If you wanted higher safety, you could draw eight digits instead of six (change 1000000 to 100000000 and %06.0f to %08.0f). Six is fine for human-scale parallelism.
Why no , replace
I deliberately omitted the replace flag on log using. Filenames are unique by construction, so replace would only ever fire on a genuine collision — at which point I’d rather see Stata error out than silently overwrite a sibling job’s log. The cost of being notified about a once-in-blue-moon collision is much lower than the cost of losing data.
What it gives you
- Zero-friction reproducibility.
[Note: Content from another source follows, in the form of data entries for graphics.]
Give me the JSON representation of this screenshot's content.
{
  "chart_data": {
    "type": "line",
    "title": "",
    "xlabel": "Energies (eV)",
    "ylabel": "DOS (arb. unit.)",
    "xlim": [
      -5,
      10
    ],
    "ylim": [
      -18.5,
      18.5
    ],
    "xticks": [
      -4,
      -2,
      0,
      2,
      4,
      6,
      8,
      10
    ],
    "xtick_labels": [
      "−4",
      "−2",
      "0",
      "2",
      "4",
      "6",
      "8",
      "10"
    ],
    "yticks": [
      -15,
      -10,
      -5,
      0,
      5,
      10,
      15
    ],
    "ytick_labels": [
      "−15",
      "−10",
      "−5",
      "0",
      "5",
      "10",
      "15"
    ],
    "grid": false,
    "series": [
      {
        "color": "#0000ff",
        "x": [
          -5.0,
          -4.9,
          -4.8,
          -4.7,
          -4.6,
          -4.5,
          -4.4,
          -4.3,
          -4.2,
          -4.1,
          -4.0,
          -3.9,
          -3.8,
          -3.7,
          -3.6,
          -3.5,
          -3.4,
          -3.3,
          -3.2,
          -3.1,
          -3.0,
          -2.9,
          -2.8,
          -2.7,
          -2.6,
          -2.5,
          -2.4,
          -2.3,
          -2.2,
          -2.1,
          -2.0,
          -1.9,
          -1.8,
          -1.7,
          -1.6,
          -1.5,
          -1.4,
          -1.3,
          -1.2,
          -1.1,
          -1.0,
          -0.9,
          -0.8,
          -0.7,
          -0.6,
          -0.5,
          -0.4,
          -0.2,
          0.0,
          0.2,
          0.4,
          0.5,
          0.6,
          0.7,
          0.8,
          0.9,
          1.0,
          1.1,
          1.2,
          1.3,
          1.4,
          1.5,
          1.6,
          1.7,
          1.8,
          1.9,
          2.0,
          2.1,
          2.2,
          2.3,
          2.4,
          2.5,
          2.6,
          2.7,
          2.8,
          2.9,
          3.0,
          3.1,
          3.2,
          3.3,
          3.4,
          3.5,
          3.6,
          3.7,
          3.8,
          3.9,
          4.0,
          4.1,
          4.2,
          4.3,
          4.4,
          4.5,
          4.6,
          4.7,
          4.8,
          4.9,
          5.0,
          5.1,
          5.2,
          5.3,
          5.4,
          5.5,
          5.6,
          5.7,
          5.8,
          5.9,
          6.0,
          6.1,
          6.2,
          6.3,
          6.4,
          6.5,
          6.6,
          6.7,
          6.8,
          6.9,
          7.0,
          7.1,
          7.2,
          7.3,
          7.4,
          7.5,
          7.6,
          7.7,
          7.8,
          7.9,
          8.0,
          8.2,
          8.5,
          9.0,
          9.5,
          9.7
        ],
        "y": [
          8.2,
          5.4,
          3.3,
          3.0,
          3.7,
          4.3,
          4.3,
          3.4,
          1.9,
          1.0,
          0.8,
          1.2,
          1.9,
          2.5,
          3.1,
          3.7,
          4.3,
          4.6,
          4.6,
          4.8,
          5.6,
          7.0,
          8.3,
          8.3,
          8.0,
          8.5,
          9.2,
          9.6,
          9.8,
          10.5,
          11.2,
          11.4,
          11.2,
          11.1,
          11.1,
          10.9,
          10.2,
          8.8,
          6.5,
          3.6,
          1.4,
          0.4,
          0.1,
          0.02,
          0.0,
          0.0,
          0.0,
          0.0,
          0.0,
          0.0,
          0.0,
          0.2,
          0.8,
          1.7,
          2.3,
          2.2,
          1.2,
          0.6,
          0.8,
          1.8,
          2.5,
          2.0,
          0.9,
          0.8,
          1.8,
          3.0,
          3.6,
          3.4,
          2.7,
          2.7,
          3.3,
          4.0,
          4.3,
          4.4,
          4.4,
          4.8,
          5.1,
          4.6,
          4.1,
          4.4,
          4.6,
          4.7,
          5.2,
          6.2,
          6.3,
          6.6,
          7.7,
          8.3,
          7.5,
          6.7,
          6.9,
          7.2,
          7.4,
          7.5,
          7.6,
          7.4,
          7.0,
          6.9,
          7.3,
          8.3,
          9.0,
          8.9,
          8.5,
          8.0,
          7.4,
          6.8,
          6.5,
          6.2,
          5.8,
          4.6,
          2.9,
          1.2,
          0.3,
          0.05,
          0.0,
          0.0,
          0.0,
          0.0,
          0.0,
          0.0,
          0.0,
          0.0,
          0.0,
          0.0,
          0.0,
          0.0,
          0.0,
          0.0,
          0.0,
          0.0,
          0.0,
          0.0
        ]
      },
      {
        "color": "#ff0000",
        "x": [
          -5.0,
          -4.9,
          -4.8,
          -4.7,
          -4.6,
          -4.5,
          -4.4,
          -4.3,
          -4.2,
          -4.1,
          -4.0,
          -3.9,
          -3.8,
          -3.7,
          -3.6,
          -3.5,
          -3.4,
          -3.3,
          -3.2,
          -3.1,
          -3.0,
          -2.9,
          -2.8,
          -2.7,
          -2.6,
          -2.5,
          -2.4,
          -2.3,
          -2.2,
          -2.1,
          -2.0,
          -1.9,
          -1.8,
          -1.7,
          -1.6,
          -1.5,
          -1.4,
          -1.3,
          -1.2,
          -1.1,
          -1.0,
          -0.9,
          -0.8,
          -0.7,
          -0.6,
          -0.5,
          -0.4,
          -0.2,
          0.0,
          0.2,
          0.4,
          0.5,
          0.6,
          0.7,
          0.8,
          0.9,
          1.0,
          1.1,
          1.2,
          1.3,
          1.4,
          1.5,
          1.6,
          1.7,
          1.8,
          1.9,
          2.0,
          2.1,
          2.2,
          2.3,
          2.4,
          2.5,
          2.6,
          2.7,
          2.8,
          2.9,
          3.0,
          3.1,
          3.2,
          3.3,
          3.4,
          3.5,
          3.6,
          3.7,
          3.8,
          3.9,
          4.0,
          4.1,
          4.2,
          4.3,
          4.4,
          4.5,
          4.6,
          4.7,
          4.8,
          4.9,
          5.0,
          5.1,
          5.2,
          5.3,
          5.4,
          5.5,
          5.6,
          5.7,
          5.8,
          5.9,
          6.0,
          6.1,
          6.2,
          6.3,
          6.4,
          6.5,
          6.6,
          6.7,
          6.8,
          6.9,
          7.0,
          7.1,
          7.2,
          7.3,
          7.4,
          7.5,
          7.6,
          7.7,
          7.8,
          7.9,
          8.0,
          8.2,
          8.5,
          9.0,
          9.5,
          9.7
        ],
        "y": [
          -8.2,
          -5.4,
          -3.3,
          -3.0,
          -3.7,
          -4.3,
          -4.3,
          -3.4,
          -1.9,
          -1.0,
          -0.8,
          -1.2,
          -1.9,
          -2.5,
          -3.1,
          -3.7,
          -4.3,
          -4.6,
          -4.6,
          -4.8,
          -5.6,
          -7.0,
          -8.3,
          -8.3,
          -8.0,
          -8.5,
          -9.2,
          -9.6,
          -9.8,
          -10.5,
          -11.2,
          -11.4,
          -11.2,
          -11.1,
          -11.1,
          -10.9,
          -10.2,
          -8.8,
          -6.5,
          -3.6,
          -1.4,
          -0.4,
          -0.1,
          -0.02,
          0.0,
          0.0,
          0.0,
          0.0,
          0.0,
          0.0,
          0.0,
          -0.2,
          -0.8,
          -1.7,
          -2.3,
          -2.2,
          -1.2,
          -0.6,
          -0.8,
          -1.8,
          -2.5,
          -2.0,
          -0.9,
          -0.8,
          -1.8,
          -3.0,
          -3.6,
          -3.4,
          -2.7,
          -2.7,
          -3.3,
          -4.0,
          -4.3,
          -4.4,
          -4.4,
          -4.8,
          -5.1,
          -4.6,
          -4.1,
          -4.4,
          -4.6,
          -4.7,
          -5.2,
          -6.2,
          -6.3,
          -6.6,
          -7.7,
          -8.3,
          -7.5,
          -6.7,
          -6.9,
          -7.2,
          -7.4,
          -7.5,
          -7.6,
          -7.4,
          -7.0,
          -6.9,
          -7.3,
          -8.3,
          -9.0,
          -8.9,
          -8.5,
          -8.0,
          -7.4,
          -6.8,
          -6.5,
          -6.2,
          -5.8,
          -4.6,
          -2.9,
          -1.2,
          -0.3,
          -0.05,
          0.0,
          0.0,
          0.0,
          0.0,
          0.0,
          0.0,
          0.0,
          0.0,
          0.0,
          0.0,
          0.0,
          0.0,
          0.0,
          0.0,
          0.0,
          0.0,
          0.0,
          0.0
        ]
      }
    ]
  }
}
Every regression coefficient you’ve ever run on this machine is grep-able.
- Audit trail under parallelism. If you launch ten regression scripts at the same time, all ten produce distinct logs.
- No naming discipline required. You can name your
dofiles whatever you like; the session log is named by the runtime, not the script.
Caveats
- Logs accumulate. If you generate hundreds per week, gzip files older than 60 days from a cron — straightforward.
profile.doruns at startup, so if it errors (say, your log directory is missing and your filesystem is read-only) Stata prints a warning and continues without logging. Thecaptureguards prevent a fatal abort.- Project-local
dofiles that themselves calllog usingwill open a second nested log; Stata supports up to five concurrent logs and treats them independently. Your auto-log keeps running in the background.
I’ve been using this for a while now and the cognitive relief is real. Type do my_messy_analysis.do knowing that whatever happens next is on disk.
Drafted as a working note while setting up a fresh research machine. The code above is plug-and-play; copy it into ~/ado/personal/profile.do and your next Stata session is logged automatically.